A University of Montevallo, Alabama graduate, Murphy returned to Ireland last year and qualified at Alps Tour Q-School last November, and his opening eight-under round, which included seven birdies and an eagle – was his best round on the circuit to date, but he knew that he’d have to back it up with another good round on Tuesday if he was to give himself any chance of securing victory.
And he started in perfect fashion by birdieing the par-5 first before adding another at the par-4 sixth. Back-to-back bogeys followed due to wayward tee shots, and though he’d pick up another shot at the 10th, he’d immediately give it back again on the next. In danger of letting a good round get away from him, he regrouped over the closing seven holes to post three birdies without any dropped shots, reaching the clubhouse at -3 for the day and -11 overall.

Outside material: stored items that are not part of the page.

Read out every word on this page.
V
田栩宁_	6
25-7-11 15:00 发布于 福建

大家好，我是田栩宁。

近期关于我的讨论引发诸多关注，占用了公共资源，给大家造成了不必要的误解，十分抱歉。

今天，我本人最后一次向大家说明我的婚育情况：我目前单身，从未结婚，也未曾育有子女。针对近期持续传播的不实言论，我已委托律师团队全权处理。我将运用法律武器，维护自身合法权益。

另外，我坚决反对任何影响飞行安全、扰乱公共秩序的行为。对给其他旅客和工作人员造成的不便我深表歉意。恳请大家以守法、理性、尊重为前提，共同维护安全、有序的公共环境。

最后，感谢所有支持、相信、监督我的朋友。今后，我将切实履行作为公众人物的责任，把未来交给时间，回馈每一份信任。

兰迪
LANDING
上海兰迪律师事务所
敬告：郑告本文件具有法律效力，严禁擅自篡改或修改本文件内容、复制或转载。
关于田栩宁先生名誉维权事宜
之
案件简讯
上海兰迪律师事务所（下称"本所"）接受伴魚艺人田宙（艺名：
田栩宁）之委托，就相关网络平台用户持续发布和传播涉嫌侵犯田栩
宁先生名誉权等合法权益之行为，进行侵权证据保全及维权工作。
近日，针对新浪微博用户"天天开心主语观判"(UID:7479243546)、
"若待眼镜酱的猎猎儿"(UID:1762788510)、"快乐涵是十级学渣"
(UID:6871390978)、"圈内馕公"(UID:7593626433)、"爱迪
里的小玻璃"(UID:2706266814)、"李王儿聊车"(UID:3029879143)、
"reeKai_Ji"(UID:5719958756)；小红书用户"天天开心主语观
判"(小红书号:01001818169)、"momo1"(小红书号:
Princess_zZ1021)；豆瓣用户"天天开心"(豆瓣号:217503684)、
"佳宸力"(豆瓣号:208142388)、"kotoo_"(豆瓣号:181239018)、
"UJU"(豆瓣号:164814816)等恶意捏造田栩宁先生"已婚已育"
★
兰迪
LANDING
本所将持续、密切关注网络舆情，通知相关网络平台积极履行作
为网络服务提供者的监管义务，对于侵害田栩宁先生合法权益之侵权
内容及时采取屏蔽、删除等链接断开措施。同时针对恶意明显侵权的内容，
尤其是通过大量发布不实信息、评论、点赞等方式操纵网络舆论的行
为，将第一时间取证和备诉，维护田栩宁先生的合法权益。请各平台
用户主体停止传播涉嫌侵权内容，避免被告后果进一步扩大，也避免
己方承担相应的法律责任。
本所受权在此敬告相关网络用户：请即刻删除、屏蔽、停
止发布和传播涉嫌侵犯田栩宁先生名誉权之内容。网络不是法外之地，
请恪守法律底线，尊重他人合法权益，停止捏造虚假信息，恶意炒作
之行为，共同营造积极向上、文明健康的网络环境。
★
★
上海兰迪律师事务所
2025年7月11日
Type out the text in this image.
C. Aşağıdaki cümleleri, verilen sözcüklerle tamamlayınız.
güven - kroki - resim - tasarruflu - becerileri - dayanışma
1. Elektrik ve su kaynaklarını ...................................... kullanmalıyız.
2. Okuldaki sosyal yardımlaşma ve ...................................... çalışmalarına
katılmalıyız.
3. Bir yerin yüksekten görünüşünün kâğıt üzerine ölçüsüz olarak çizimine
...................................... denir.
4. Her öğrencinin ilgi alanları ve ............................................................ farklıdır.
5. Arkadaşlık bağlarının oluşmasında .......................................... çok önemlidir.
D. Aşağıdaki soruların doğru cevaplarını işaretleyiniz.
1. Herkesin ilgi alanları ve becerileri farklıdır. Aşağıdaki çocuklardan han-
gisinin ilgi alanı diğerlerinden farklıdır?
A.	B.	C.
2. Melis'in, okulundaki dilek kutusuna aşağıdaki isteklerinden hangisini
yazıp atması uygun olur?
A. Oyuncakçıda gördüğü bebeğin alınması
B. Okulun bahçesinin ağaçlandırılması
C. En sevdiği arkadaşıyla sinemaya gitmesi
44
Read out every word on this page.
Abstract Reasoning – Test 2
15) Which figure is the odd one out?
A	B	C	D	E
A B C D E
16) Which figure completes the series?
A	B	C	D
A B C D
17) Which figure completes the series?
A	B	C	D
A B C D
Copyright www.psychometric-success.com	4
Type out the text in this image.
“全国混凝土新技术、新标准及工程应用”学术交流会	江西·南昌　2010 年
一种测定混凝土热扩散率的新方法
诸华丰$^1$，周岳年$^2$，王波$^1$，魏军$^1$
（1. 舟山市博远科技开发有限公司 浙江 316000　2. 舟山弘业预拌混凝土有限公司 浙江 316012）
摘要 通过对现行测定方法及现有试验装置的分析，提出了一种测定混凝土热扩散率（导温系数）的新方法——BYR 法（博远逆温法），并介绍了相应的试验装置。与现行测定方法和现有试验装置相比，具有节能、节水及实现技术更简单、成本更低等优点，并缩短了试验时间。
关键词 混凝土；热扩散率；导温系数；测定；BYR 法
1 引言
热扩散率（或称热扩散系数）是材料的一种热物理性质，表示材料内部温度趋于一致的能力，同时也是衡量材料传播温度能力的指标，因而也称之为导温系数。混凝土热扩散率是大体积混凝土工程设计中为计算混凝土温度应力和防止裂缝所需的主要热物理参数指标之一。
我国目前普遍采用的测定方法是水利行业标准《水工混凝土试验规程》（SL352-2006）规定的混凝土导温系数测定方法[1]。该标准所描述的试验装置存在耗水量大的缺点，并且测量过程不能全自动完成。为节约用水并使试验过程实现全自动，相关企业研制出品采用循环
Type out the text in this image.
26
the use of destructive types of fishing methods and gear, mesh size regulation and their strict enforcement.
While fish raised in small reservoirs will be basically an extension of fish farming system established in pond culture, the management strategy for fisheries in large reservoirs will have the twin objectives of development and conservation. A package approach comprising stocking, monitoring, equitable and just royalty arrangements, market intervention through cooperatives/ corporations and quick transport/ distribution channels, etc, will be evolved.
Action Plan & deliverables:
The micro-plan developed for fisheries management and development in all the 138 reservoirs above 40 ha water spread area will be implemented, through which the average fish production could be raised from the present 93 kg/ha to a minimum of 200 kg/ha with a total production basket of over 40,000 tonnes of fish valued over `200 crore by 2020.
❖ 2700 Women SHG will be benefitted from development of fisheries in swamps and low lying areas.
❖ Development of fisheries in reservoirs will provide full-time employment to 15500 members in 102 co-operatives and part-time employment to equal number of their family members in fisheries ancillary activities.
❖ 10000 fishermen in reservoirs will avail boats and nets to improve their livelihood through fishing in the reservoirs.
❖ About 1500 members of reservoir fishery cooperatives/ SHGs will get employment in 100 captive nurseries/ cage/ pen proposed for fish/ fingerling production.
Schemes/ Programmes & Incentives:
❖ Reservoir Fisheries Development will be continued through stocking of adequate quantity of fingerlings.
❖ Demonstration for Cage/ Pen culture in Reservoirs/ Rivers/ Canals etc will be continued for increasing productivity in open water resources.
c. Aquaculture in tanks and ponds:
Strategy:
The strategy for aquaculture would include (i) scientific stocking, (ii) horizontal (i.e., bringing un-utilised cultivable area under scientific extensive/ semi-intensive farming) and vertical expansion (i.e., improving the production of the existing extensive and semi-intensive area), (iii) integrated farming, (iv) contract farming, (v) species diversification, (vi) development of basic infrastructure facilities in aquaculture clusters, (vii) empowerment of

“The toughest round of golf you play is trying to put in a solid one after you’ve just had a low one,” Murphy said afterwards. “That’s just the nature of golf. You’re trying to replicate what you did on the previous day, but the conditions, the environment, the pin locations, all of that changes, but it’s more psychological rather than ability-wise. You know that you have the game, but you’ve got to take it each hole and each shot at a time and progress from there.
Coming into the final day in a tie for fifth, Murphy is on course to post his best finish of the season, beating the sixth place finish he posted at the Gösser Open in Austria in early May, and the course clearly suits his eye.
“I love these kind of greens,” he explained, “and I putt well on them because I see lines easier and I’ve got my putting stroke at a consistent rate. When they match up, you get a lot of confidence.
“The key here though are the par-5s. The ball is going so far and I think my longest club into one of them yesterday was 9-iron. If you get your drives away then you’re going to score well on them.”
Having just flown in from Andalucía the previous afternoon, Murphy, like much of the field, were playing the course semi-blind and with minor fatigue in the sapping Tenerife heat, and after bogeying the 11th to drop back to level for the day, he took a moment to reset and refocus for the closing seven holes.
“I three-putted the 11th,” he admitted, “and I realised I’d just lost focus, so there’s a toilet on the way to the 12th tee so I went in there and splashed water on my face and asked myself what I was doing. Splashing water on your face is a great way to decrease anxiety and pressure, but it was also really hot so it helped me cool down physically as well, so I just managed to reset and finish strong from there.”
Playing a couple of groups behind, Ronan Mullarney matched his opening 67 with another four-under-par round to end the day tied for 12th at -8. Birdies at the 10th and 18th helped him to the turn at -2, and despite a bogey at the first, three more birdies followed at five, six and nine, he’s primed for a final day assault. Though victory may seem a little out of reach at this stage, ranked second in the Order of Merit and with five Challenge Tour cards up for grabs, each birdie could prove vital come the end of the season, so he’ll be targeting a strong closing round.
Italian Gianmaria Rean Trinchero came roaring through the field to take the lead going into the final round. He’d fire seven birdies and an eagle on his way to a nine-under 62 to lead German Christian Braunig by one with England’s Jack Floydd one further adrift on -13.